Segundo o especialista, a iluminação passa a ser compreendida como uma ferramenta voltada à qualidade de vida. “A iluminação que até então era vista como puramente funcional passa a contribuir diretamente para a criação de ambientes mais saudáveis, confortáveis e adequados às diferentes atividades do dia a dia”, acrescenta.

 

Na mesma linha, Lais Rume, gerente do departamento de Projetos da Signify, destaca que a iluminação evolui para um papel mais estratégico na promoção de saúde, produtividade e conforto. “A luz passa a ser projetada para apoiar os ritmos biológicos, impactando diretamente saúde, humor e produtividade. Soluções que ajustam intensidade e temperatura de cor ao longo do dia contribuem para melhor qualidade do sono, maior concentração e bem-estar em ambientes como escritórios, escolas e hospitais”, afirma.

 

Ambientes mais saudáveis e acolhedores

 

Entre as principais tendências apontadas pelo setor está o avanço da chamada iluminação centrada no ser humano (Human Centric Lighting), que adapta a intensidade e a tonalidade da luz conforme o período do dia e as necessidades das pessoas.

 

A busca por conforto visual também ganha relevância. Tecnologias que reduzem ofuscamento, eliminam cintilação e melhoram a reprodução de cores contribuem para diminuir a fadiga ocular e tornar os ambientes mais agradáveis. “Há estudos evidenciando que a adoção de sistemas flicker-free é fundamental para reduzir determinados efeitos danosos à saúde”, ressalta Rubens Rosado.

 

De acordo com Lais Rume, o conceito de camadas de luz também se fortalece em residências, ambientes corporativos e espaços públicos. “Ambientes mais agradáveis utilizam múltiplas camadas de iluminação − geral, de tarefa e de destaque − criando profundidade e sensação de aconchego”, explica.

 

A conectividade e a automação ampliam ainda mais as possibilidades de personalização. Sistemas inteligentes permitem ajustar intensidade, temperatura de cor e cenas de iluminação conforme diferentes momentos do dia. “O que antes era restrito a projetos de alto luxo agora chega ao consumidor final via Wi-Fi e Bluetooth, permitindo que o próprio usuário gerencie sua ‘higiene luminosa’ para melhorar a qualidade do sono e reduzir o estresse”, observa Rosado.

 

Iluminação como infraestrutura das cidades inteligentes

 

No ambiente urbano, a iluminação assume papel estratégico na construção de cidades mais seguras, sustentáveis e conectadas.
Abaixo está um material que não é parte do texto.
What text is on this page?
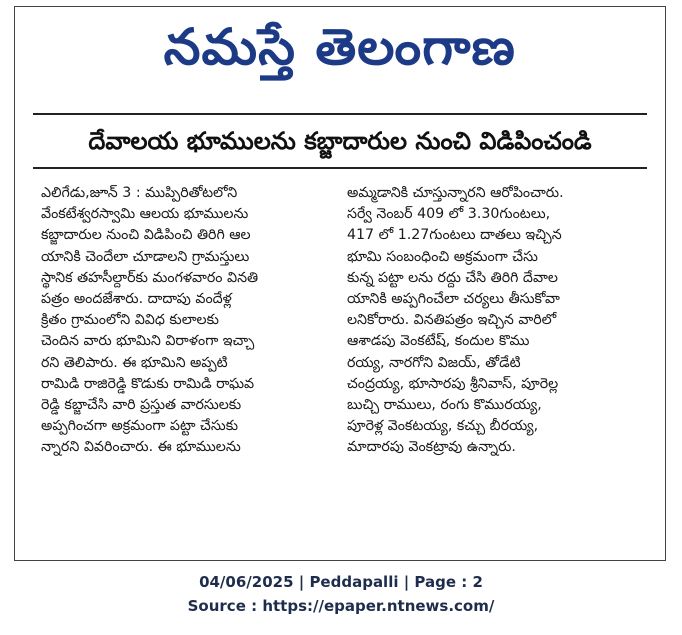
నమస్తే తెలంగాణ
దేవాలయ భూములను కబ్జాదారుల నుంచి విడిపించండి
ఎలిగేడు,జూన్ 3 : ముప్పిరితోటలోని
వేంకటేశ్వరస్వామి ఆలయ భూములను
కబ్జాదారుల నుంచి విడిపించి తిరిగి ఆల
యానికి చెందేలా చూడాలని గ్రామస్తులు
స్థానిక తహసీల్దార్‌కు మంగళవారం వినతి
పత్రం అందజేశారు. దాదాపు వందేళ్ల
క్రితం గ్రామంలోని వివిధ కులాలకు
చెందిన వారు భూమిని విరాళంగా ఇచ్చా
రని తెలిపారు. ఈ భూమిని అప్పటి
రామిడి రాజిరెడ్డి కొడుకు రామిడి రాఘవ
రెడ్డి కబ్జాచేసి వారి ప్రస్తుత వారసులకు
అప్పగించగా అక్రమంగా పట్టా చేసుకు
న్నారని వివరించారు. ఈ భూములను
అమ్మడానికి చూస్తున్నారని ఆరోపించారు.
సర్వే నెంబర్ 409 లో 3.30గుంటలు,
417 లో 1.27గుంటలు దాతలు ఇచ్చిన
భూమి సంబంధించి అక్రమంగా చేసు
కున్న పట్టా లను రద్దు చేసి తిరిగి దేవాల
యానికి అప్పగించేలా చర్యలు తీసుకోవా
లనికోరారు. వినతిపత్రం ఇచ్చిన వారిలో
ఆశాడపు వెంకటేష్, కందుల కొము
రయ్య, నారగోని విజయ్, తోడేటి
చంద్రయ్య, భూసారపు శ్రీనివాస్, పూరెల్ల
బుచ్చి రాములు, రంగు కొమురయ్య,
పూరెళ్ల వెంకటయ్య, కచ్చు బీరయ్య,
మాదారపు వెంకట్రావు ఉన్నారు.
04/06/2025 | Peddapalli | Page : 2
Source : https://epaper.ntnews.com/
Para a Abilumi, o conceito de “cidade para pessoas” deve ganhar força nos próximos anos. “O uso de telegestão e sensores torna a iluminação pública inteligente, oferecendo segurança, reduzindo a poluição luminosa e garantindo cidades mais sustentáveis e acolhedoras”, afirma Rubens Rosado.

 

A Signify reforça que a iluminação pública tende a se consolidar como uma plataforma tecnológica urbana. “Postes de luz deixam de ser apenas fontes de iluminação e passam a funcionar como pontos de conectividade, integrando sensores, dados e sistemas digitais para tornar as cidades mais eficientes e responsivas”, explica Lais Rume.

 

Segundo ela, a iluminação urbana também influencia diretamente a convivência social. “Ambientes bem iluminados aumentam a sensação de segurança, incentivam o uso dos espaços públicos e fortalecem o senso de comunidade”, completa a especialista da Signify.

 

Para os especialistas, a iluminação do futuro será cada vez mais integrada às necessidades humanas e ao desenvolvimento sustentável das cidades. Mais do que iluminar ambientes, as novas tecnologias passam a contribuir para saúde, segurança, conforto e convivência social, consolidando a iluminação como elemento estratégico para a qualidade de vida e para a construção de espaços urbanos mais inteligentes, eficientes e acolhedores.